Earliest stages of CTE impact Tony Dorsett



Former Pitt running back Tony Dorsett has been diagnosed with early signs of chronic traumatic encephalopathy (CTE), according to a report Wednesday from ESPN's "Outside the Lines."

CTE is a degenerative brain disease caused by repeated head trauma and has been linked to depression and dementia. (Check out the PG's series on the disease).

Dorsett, 59, along with former NFL stars Joe DeLamielleure and Leonard Marshall, underwent evaluations at UCLA over the past three months. Brain scans and other evaluations indicated early signs of CTE in all three, researchers told ESPN.

The disease is caused by buildups of tau, a structural protein that can become dislodged during repetitive head trauma and affect brain cells controlling memory and emotions. Autopsies of former NFL players -- including former linebacker Junior Seau, who committed suicide in 2012 -- have shown such buildups.

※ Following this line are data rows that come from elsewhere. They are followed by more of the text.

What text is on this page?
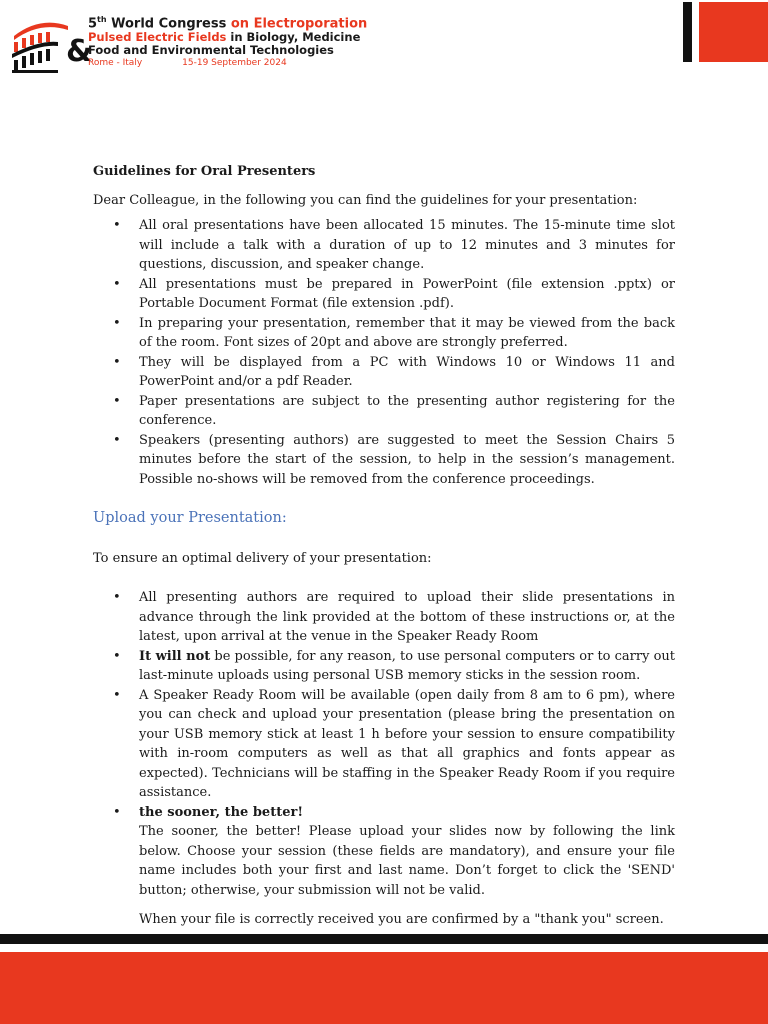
&
5th World Congress on Electroporation
Pulsed Electric Fields in Biology, Medicine
Food and Environmental Technologies
Rome - Italy	15-19 September 2024
Guidelines for Oral Presenters
Dear Colleague, in the following you can find the guidelines for your presentation:
• All oral presentations have been allocated 15 minutes. The 15-minute time slot will include a talk with a duration of up to 12 minutes and 3 minutes for questions, discussion, and speaker change.
• All presentations must be prepared in PowerPoint (file extension .pptx) or Portable Document Format (file extension .pdf).
• In preparing your presentation, remember that it may be viewed from the back of the room. Font sizes of 20pt and above are strongly preferred.
• They will be displayed from a PC with Windows 10 or Windows 11 and PowerPoint and/or a pdf Reader.
• Paper presentations are subject to the presenting author registering for the conference.
• Speakers (presenting authors) are suggested to meet the Session Chairs 5 minutes before the start of the session, to help in the session’s management. Possible no-shows will be removed from the conference proceedings.
Upload your Presentation:
To ensure an optimal delivery of your presentation:
• All presenting authors are required to upload their slide presentations in advance through the link provided at the bottom of these instructions or, at the latest, upon arrival at the venue in the Speaker Ready Room
• It will not be possible, for any reason, to use personal computers or to carry out last-minute uploads using personal USB memory sticks in the session room.
• A Speaker Ready Room will be available (open daily from 8 am to 6 pm), where you can check and upload your presentation (please bring the presentation on your USB memory stick at least 1 h before your session to ensure compatibility with in-room computers as well as that all graphics and fonts appear as expected). Technicians will be staffing in the Speaker Ready Room if you require assistance.
• the sooner, the better!
The sooner, the better! Please upload your slides now by following the link below. Choose your session (these fields are mandatory), and ensure your file name includes both your first and last name. Don’t forget to click the 'SEND' button; otherwise, your submission will not be valid.
When your file is correctly received you are confirmed by a "thank you" screen.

Two weeks ago, Dorsett told "Outside the Lines" he was experiencing memory loss, depression and thoughts of suicide. These symptoms prompted him to seek testing for CTE.

CTE has no cure, but a January study of five former NFL players showed the first signs of the disease in living humans, which researchers told "Outside the Lines" was a significant step forward.

Dr. Julian Bailes, codirector of the NorthShore Neurological Institute in Evanston, Ill., was one of the neurosurgeons involved in the study. He was not authorized to speak about Dorsett's results specifically, but said identifying early signs of CTE in living individuals was a major step forward.

"I have to stress that we're still a small number, it's preliminary data, but it looks very promising scientifically," Bailes, former Steelers team physician, told the Post-Gazette. "We have no hope of helping anyone and really understanding who gets it and why, and why many people don't get it until we can diagnose it in living people."

Dorsett told "Outside the Lines" he has experienced emotional outbursts with his wife and two daughters, and sometimes has trouble remembering routine tasks and directions.

"It's painful, man, for my daughters to say they're scared of me," Dorsett told "Outside the Lines."

Dorsett even admitted he has contemplated suicide.

"I'm too smart of a person, I like to think, to take my life, but it's crossed my mind," he told the show.

Bailes said the best current treatment for CTE is psychiatric evaluation and care to handle the depression that leads many patients to commit suicide.

"I don't think CTE is a death sentence," he said.

Because CTE is believed to develop from repetitive head trauma, Bailes said the best course of action ultimately will be prevention, rather than treatment.

"Like most things in life that are based on an exposure, whether it's sun burn and skin cancer or lung cancer and cigarette smoking, rather than worry about treating it, we need to work at preventing it from even happening," he said.

"I think we are faced with the immutable fact that we must take repetitive head impact out of the game."

Dorsett grew up in Aliquippa and played for Hopewell High School from 1970-72. He went on to star at Pitt, won the Heisman Trophy and led Pitt to its most recent national championship in 1976. He played for 12 years in the NFL, primarily for the Dallas Cowboys, and was inducted into the Pro Football Hall of Fame in 1994.

Dorsett, who lives near Dallas, is expected to return to this weekend to see the Panthers play Notre Dame Saturday at Heinz Field.